Pakar Hukum: Kasus Emirsyah Satar di Kejaksaan Ne Bis in Idem
jpnn.com, JAKARTA - Kejaksaan Agung (Kejagung) telah menetapkan mantan Direktur Utama PT Garuda Emirsyah Satar sebagai tersangka dugaan korupsi dengan nilai kerugian negara hingga Rp 8,8 triliun di maskapai pelat merah itu.
Emirsyah Satar menjadi tersangka korupsi terkait pengadaan dan sewa pesawat CRJ 1000 serta ATR 72-600.
Seperti dalam kasus yang ditangani KPK, Emirsyah Satar juga ditetapkan sebagai tersangka oleh Kejagung bersama mitra bisnisnya, Soetikno Soedarjo selaku Dirut PT Mugi Rekso Abadi (MRA).
Dua kasus korupsi yang menyeret eks Dirut PT Garuda Indonesia di KPK dan Kejagung tersebut pun menjadi sorotan.
Pasalnya, perkara yang ditangani baik di KPK maupun Kejagung dinilai saling beririsan.
Bahkan diduga dalam kasus ini berlaku asas Ne Bis In Idem, yakni kesamaan dalam objek perkara atau dengan kata lain terjadi pengulangan kasus.
Lantas bagaimana dengan kasus eks Dirut Garuda Emirsyah Satar, apakah benar berlaku asas Ne Bis In Idem?
Terkait hal ini, pakar hukum pidana yang juga dosen Fakultas Hukum Universitas Trisakti, Abdul Ficar Hadjar turut angkat bicara.
"Sebenarnya bisa disimpulkan begini, dari keseluruhan perbuatan itu oleh KPK disimpulkan bahwa berujung pada atau berinti pada gratifikasi. Penerimaan yang dilakukan oleh seseorang berkaitan dengan jabatannya yang kemudian itu juga dikualifikasi sebagai bagian dari tindak pidana korupsi. Yang harus dipertanyakan adalah mengapa KPK ketika dulu mengusut pertama tidak fokus pada perbuatan yang sekarang diadili atau diambil alih oleh kejaksaan," ungkap Abdul Ficar di Jakarta, Sabtu (14/10).
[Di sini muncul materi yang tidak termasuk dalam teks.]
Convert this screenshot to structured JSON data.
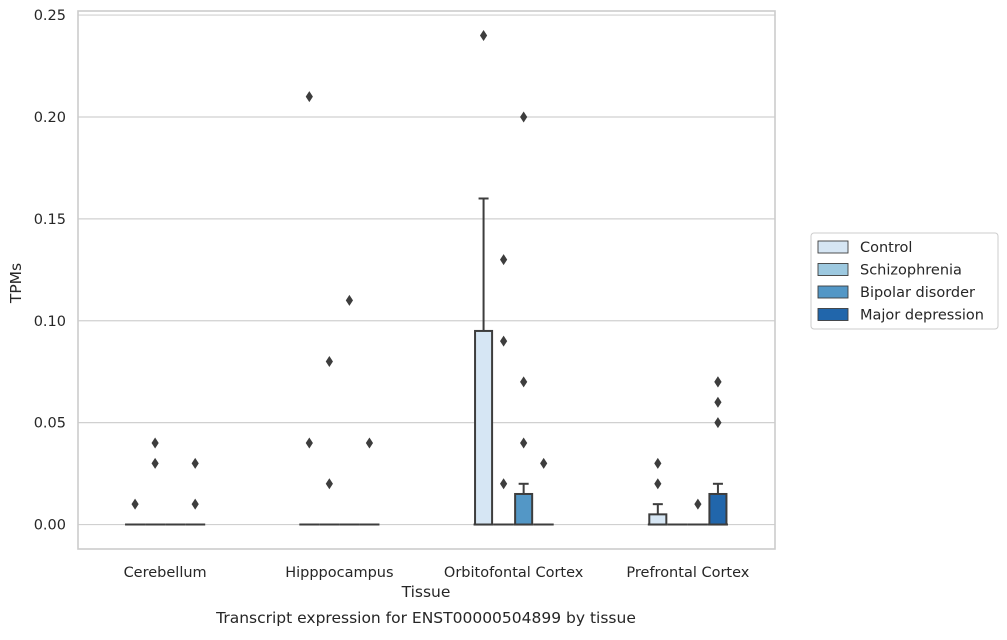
{
  "chart_data": {
    "type": "box",
    "title": "",
    "caption": "Transcript expression for ENST00000504899 by tissue",
    "xlabel": "Tissue",
    "ylabel": "TPMs",
    "ylim": [
      -0.012,
      0.252
    ],
    "yticks": [
      "0.00",
      "0.05",
      "0.10",
      "0.15",
      "0.20",
      "0.25"
    ],
    "ytick_values": [
      0.0,
      0.05,
      0.1,
      0.15,
      0.2,
      0.25
    ],
    "grid": "horizontal",
    "legend_position": "right",
    "categories": [
      "Cerebellum",
      "Hipppocampus",
      "Orbitofontal Cortex",
      "Prefrontal Cortex"
    ],
    "series": [
      {
        "name": "Control",
        "color": "#d6e6f4",
        "boxes": [
          {
            "q1": 0,
            "median": 0,
            "q3": 0,
            "whisker_low": 0,
            "whisker_high": 0,
            "outliers": [
              0.01
            ]
          },
          {
            "q1": 0,
            "median": 0,
            "q3": 0,
            "whisker_low": 0,
            "whisker_high": 0,
            "outliers": [
              0.04,
              0.21
            ]
          },
          {
            "q1": 0,
            "median": 0,
            "q3": 0.095,
            "whisker_low": 0,
            "whisker_high": 0.16,
            "outliers": [
              0.24
            ]
          },
          {
            "q1": 0,
            "median": 0,
            "q3": 0.005,
            "whisker_low": 0,
            "whisker_high": 0.01,
            "outliers": [
              0.02,
              0.03
            ]
          }
        ]
      },
      {
        "name": "Schizophrenia",
        "color": "#9dc9e0",
        "boxes": [
          {
            "q1": 0,
            "median": 0,
            "q3": 0,
            "whisker_low": 0,
            "whisker_high": 0,
            "outliers": [
              0.03,
              0.04
            ]
          },
          {
            "q1": 0,
            "median": 0,
            "q3": 0,
            "whisker_low": 0,
            "whisker_high": 0,
            "outliers": [
              0.02,
              0.08
            ]
          },
          {
            "q1": 0,
            "median": 0,
            "q3": 0,
            "whisker_low": 0,
            "whisker_high": 0,
            "outliers": [
              0.02,
              0.09,
              0.13
            ]
          },
          {
            "q1": 0,
            "median": 0,
            "q3": 0,
            "whisker_low": 0,
            "whisker_high": 0,
            "outliers": []
          }
        ]
      },
      {
        "name": "Bipolar disorder",
        "color": "#5397c6",
        "boxes": [
          {
            "q1": 0,
            "median": 0,
            "q3": 0,
            "whisker_low": 0,
            "whisker_high": 0,
            "outliers": []
          },
          {
            "q1": 0,
            "median": 0,
            "q3": 0,
            "whisker_low": 0,
            "whisker_high": 0,
            "outliers": [
              0.11
            ]
          },
          {
            "q1": 0,
            "median": 0,
            "q3": 0.015,
            "whisker_low": 0,
            "whisker_high": 0.02,
            "outliers": [
              0.04,
              0.07,
              0.2
            ]
          },
          {
            "q1": 0,
            "median": 0,
            "q3": 0,
            "whisker_low": 0,
            "whisker_high": 0,
            "outliers": [
              0.01
            ]
          }
        ]
      },
      {
        "name": "Major depression",
        "color": "#2166ab",
        "boxes": [
          {
            "q1": 0,
            "median": 0,
            "q3": 0,
            "whisker_low": 0,
            "whisker_high": 0,
            "outliers": [
              0.01,
              0.03
            ]
          },
          {
            "q1": 0,
            "median": 0,
            "q3": 0,
            "whisker_low": 0,
            "whisker_high": 0,
            "outliers": [
              0.04
            ]
          },
          {
            "q1": 0,
            "median": 0,
            "q3": 0,
            "whisker_low": 0,
            "whisker_high": 0,
            "outliers": [
              0.03
            ]
          },
          {
            "q1": 0,
            "median": 0,
            "q3": 0.015,
            "whisker_low": 0,
            "whisker_high": 0.02,
            "outliers": [
              0.05,
              0.06,
              0.07,
              0.07
            ]
          }
        ]
      }
    ]
  }
}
Lebih lanjut menurut Abdul Ficar, jika kasus tersebut dirunut kembali dari awal maka perbuatan Emirsyah Satar menjadi penyalahgunaan kewenangan atau perbuatan melawan hukum yang menguntungkan pribadi dan merugikan negara, maka mau tidak mau menjadi pengulangan atas apa yang sudah dilakukan oleh KPK.
"Yang jadi pertanyaannya kan kenapa KPK dulu tidak menuntut dengan pasal 2 atau pasal 3 UU Korupsi tapi lebih memilih pada pasal-pasal gratifikasi yang dilakukan oleh KPK. Nah itu yang menjadi pertanyaan besar sebenarnya itu," ujar Abdul Ficar.
Kemudian, lanjut dia, fokus persoalannya adalah apakah perbuatan yang pernah dikualifikasi dalam satu tuntutan tertentu itu bisa diadili lagi.
"Ne Bis In Idem diatur dalam pasal 76 itu dinyatakan bahwa kecuali dalam hal putusan hakim yang mungkin masih diulangi, orang tidak boleh dituntut dua kali karena perbuatan yang sama, perbuatan yang oleh hakim di Indonesia, terhadap dirinya telah diadili dengan putusan yang menjadi tetap," ujar dia.